Présentons les deux joueurs
Edouard Pape (18/04/1870 Paris – 06/03/1949 Neuilly) était un joueur atypique car jouant peu, notamment accaparé par sa profession d'expert en objets d'art anciens mais aussi par son éclectisme : en effet, il était un problémiste réputé (spécialiste des deux coups), également auteur de romans (La variante F VIII du Gambit camulogène, Paris 1923).
Il avait une certaine notoriété dans les années 20, ayant participé à plusieurs simultanées célèbres contre de forts joueurs avec succès : en 1900, il est le seul à gagner contre Pillsbury dans une simultanée à l'aveugle ; en 1926, Capablanca, alors champion du monde, donna dans le Hall du Petit parisien une séance mémorable de quarante parties, avec le résultat de 35 gains, une nulle et une perdue contre Edouard Pape.
André Muffang (25/07/1897 Saint-Brieuc – 1989 Paris) était un polytechnicien qui a fait sa carrière aux ponts-et-chaussées à Valenciennes puis à Paris. Il joue aux échecs en amateur et fait partie des cercles de La Régence, puis Philidor et enfin Caïssa. Il gagne le championnat de France de 1931, participe à quatre Olympiades et se voit décerner le titre de MI par la FIDE à la création du titre en 1950 (premier MI français avant Aldo Haïk).

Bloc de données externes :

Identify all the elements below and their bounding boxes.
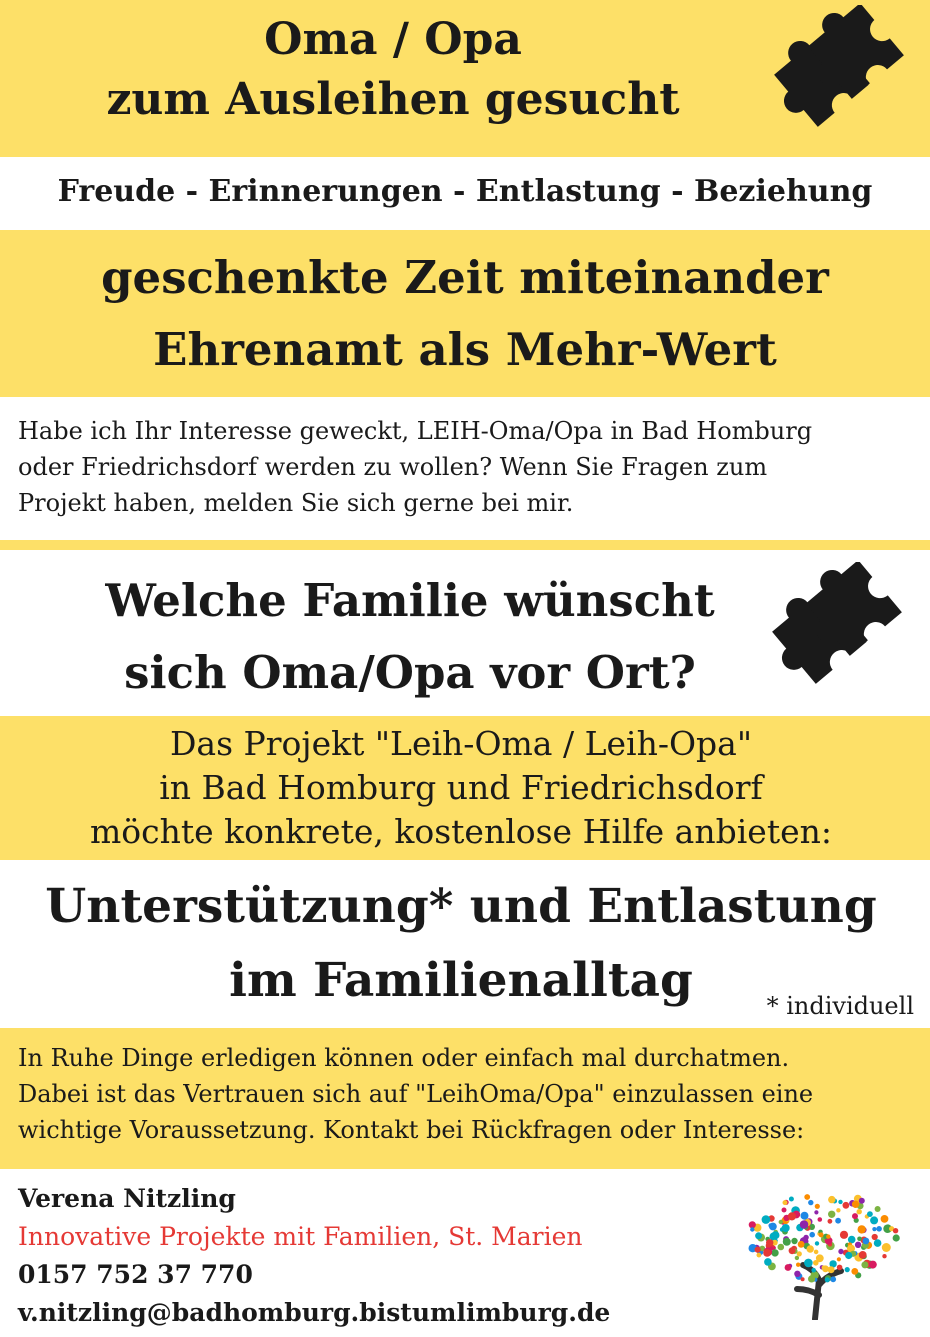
tree-dot — [838, 1200, 842, 1204]
tree-dot — [772, 1231, 780, 1239]
divider-band — [0, 540, 930, 550]
tree-dot — [814, 1250, 819, 1255]
project-paragraph — [0, 722, 922, 854]
intro-paragraph — [18, 413, 918, 521]
intro-line-3: Projekt haben, melden Sie sich gerne bei mir. — [18, 489, 574, 517]
tree-dot — [770, 1246, 774, 1250]
tree-dot — [845, 1252, 852, 1259]
tree-dot — [828, 1266, 835, 1273]
tree-dot — [807, 1245, 814, 1252]
headline-family-line-1: Welche Familie wünscht — [105, 574, 715, 627]
tree-dot — [811, 1268, 816, 1273]
tree-dot — [852, 1213, 858, 1219]
headline-time-line-2: Ehrenamt als Mehr-Wert — [153, 323, 777, 376]
tree-dot — [791, 1238, 797, 1244]
contact-block — [18, 1180, 610, 1332]
headline-support-line-2: im Familienalltag — [229, 953, 693, 1008]
contact-name: Verena Nitzling — [18, 1184, 236, 1213]
tree-dot — [800, 1220, 809, 1229]
contact-phone: 0157 752 37 770 — [18, 1260, 253, 1289]
headline-support-line-1: Unterstützung* und Entlastung — [45, 879, 877, 934]
headline-family-line-2: sich Oma/Opa vor Ort? — [124, 646, 696, 699]
tree-dot — [840, 1231, 848, 1239]
tree-dot — [859, 1251, 867, 1259]
tree-dot — [785, 1264, 792, 1271]
tree-dot — [804, 1259, 813, 1268]
tree-dot — [750, 1227, 754, 1231]
tree-dot — [822, 1265, 826, 1269]
tree-dot — [830, 1276, 836, 1282]
tree-dot — [779, 1220, 783, 1224]
headline-family — [0, 565, 820, 709]
tree-dot — [848, 1236, 856, 1244]
tree-dot — [782, 1224, 790, 1232]
tree-dot — [845, 1267, 850, 1272]
tree-dot — [852, 1201, 859, 1208]
tree-dot — [764, 1258, 772, 1266]
intro-line-1: Habe ich Ihr Interesse geweckt, LEIH-Oma/Opa in Bad Homburg — [18, 417, 813, 445]
tree-dot — [825, 1277, 830, 1282]
tree-dot — [796, 1263, 800, 1267]
tree-dot — [843, 1202, 850, 1209]
tree-dot — [872, 1234, 878, 1240]
tree-dot — [778, 1244, 785, 1251]
tree-dot — [801, 1277, 805, 1281]
headline-time-line-1: geschenkte Zeit miteinander — [101, 251, 829, 304]
tree-dot — [755, 1232, 762, 1239]
tree-dot — [789, 1197, 794, 1202]
tree-dot — [870, 1216, 878, 1224]
project-line-3: möchte konkrete, kostenlose Hilfe anbieten: — [89, 812, 832, 851]
tree-dot — [875, 1206, 881, 1212]
puzzle-icon — [758, 562, 906, 704]
headline-time — [0, 242, 930, 386]
tree-dot — [851, 1268, 858, 1275]
tree-dot — [797, 1251, 802, 1256]
tree-dot — [813, 1260, 819, 1266]
title-line-1: Oma / Opa — [264, 14, 522, 65]
tree-dot — [837, 1257, 841, 1261]
tree-dot — [762, 1215, 771, 1224]
tree-dot — [795, 1256, 799, 1260]
tree-dot — [867, 1211, 873, 1217]
tree-dot — [828, 1196, 835, 1203]
tree-dot — [818, 1217, 823, 1222]
tree-dot — [771, 1249, 778, 1256]
tree-dot — [814, 1210, 818, 1214]
contact-organization: Innovative Projekte mit Familien, St. Marien — [18, 1222, 583, 1251]
tree-dot — [804, 1194, 810, 1200]
footnote: * individuell — [766, 992, 914, 1020]
puzzle-icon — [760, 5, 908, 147]
intro-line-2: oder Friedrichsdorf werden zu wollen? Wenn Sie Fragen zum — [18, 453, 768, 481]
page-title — [0, 10, 786, 130]
tree-dot — [808, 1200, 813, 1205]
tree-dot — [882, 1243, 891, 1252]
rest-line-3: wichtige Voraussetzung. Kontakt bei Rückfragen oder Interesse: — [18, 1116, 805, 1144]
title-line-2: zum Ausleihen gesucht — [106, 74, 680, 125]
tree-dot — [828, 1219, 833, 1224]
tree-dot — [783, 1200, 788, 1205]
project-line-1: Das Projekt "Leih-Oma / Leih-Opa" — [169, 724, 753, 763]
tree-dot — [789, 1247, 796, 1254]
tree-dot — [858, 1225, 866, 1233]
tree-dot — [766, 1239, 773, 1246]
tree-dot — [835, 1218, 841, 1224]
tree-dot — [837, 1265, 843, 1271]
tree-dot — [783, 1238, 791, 1246]
rest-paragraph — [18, 1040, 918, 1148]
tree-dot — [828, 1211, 835, 1218]
tree-dot — [836, 1208, 840, 1212]
tree-dot — [809, 1232, 815, 1238]
tree-dot — [826, 1234, 830, 1238]
rest-line-2: Dabei ist das Vertrauen sich auf "LeihOma/Opa" einzulassen eine — [18, 1080, 814, 1108]
tree-dot — [763, 1249, 771, 1257]
tree-dot — [881, 1215, 889, 1223]
tree-dot — [769, 1223, 777, 1231]
tree-dot — [874, 1239, 882, 1247]
tree-dot — [869, 1261, 877, 1269]
tree-dot — [861, 1261, 868, 1268]
tree-dot — [859, 1198, 865, 1204]
tree-dot — [819, 1232, 824, 1237]
tree-dot — [782, 1208, 787, 1213]
tree-dot — [808, 1275, 815, 1282]
tree-dot — [815, 1241, 819, 1245]
tree-dot — [893, 1234, 900, 1241]
tree-dot — [872, 1227, 876, 1231]
tree-dot — [882, 1254, 886, 1258]
tree-dot — [798, 1241, 805, 1248]
project-line-2: in Bad Homburg und Friedrichsdorf — [159, 768, 763, 807]
tree-dot — [893, 1228, 898, 1233]
tree-dot — [755, 1247, 761, 1253]
tagline: Freude - Erinnerungen - Entlastung - Beziehung — [57, 174, 873, 209]
tree-dot — [838, 1249, 843, 1254]
contact-email[interactable]: v.nitzling@badhomburg.bistumlimburg.de — [18, 1298, 611, 1327]
tree-dot — [815, 1204, 820, 1209]
rest-line-1: In Ruhe Dinge erledigen können oder einfach mal durchatmen. — [18, 1044, 790, 1072]
tree-dot — [857, 1237, 862, 1242]
tree-dot — [857, 1209, 862, 1214]
tree-dot — [788, 1212, 796, 1220]
tree-dot — [855, 1242, 861, 1248]
colorful-tree-logo — [745, 1185, 910, 1320]
tree-dot — [801, 1212, 809, 1220]
tree-dot — [757, 1253, 762, 1258]
tree-dot — [863, 1238, 870, 1245]
tree-dot — [876, 1226, 882, 1232]
tree-dot — [794, 1271, 800, 1277]
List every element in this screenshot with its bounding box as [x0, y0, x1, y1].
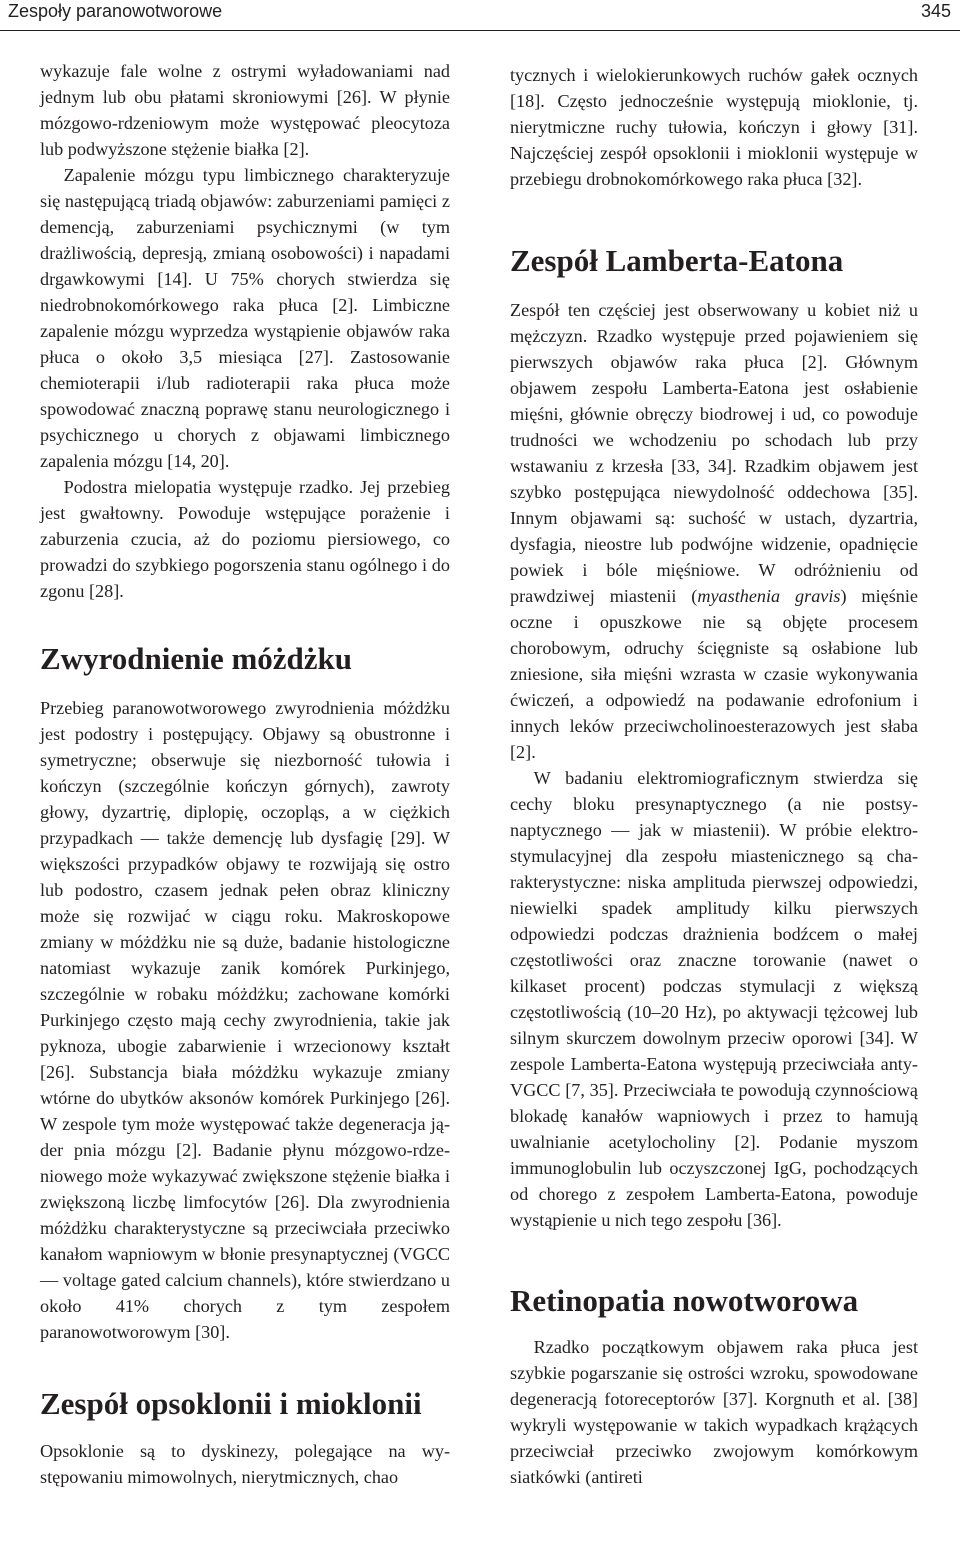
page-number: 345: [920, 1, 951, 21]
heading-cancer-retinopathy: Retinopatia nowotworowa: [510, 1283, 859, 1318]
running-title: Zespoły paranowotworowe: [8, 1, 223, 21]
paragraph-myelopathy: Podostra mielopatia występuje rzadko. Jej przebieg jest gwałtowny. Powoduje wstępujące porażenie i zaburzenia czucia, aż do poziomu piersiowego, co prowadzi do szybkiego pogorszenia stanu ogólnego i do zgonu [28].: [40, 477, 450, 601]
left-column: [40, 58, 450, 1490]
paragraph-opsoclonus-continued: tycznych i wielokierunkowych ruchów gałek ocznych [18]. Często jednocześnie występują mioklonie, tj. nierytmiczne ruchy tułowia, kończyn i głowy [31]. Najczęściej zespół opsoklonii i mioklonii występuje w przebiegu drobnokomórkowego raka płuca [32].: [510, 65, 918, 189]
heading-cerebellar-degeneration: Zwyrodnienie móżdżku: [40, 641, 353, 676]
text-run: Zespół ten częściej jest obserwowany u kobiet niż u mężczyzn. Rzadko występuje przed pojawieniem się pierwszych objawów raka płuca [2]. Głównym objawem zespołu Lamberta-Eatona jest osłabienie mięśni, głównie obręczy biodrowej i ud, co powoduje trudności we wchodzeniu po schodach lub przy wstawaniu z krzesła [33, 34]. Rzadkim objawem jest szybko postępująca niewydolność oddechowa [35]. Innym objawami są: suchość w ustach, dyzartria, dysfagia, nieostre lub podwójne widzenie, opadnięcie powiek i bóle mięśniowe. W odróżnieniu od prawdziwej miastenii (: [510, 300, 918, 606]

Au printemps 1923, Muffang avait réalisé une performance remarquable dans le tournoi international de Margate en Angleterre, où il avait terminé deuxième ex-æquo avec Michell, Alekhine et Bogoljubov avec 4,5/7, derrière Grünfeld 5,5/7, mais devant Reti 3/7. Il avait même gagné le tournoi de blitz devant Alekhine !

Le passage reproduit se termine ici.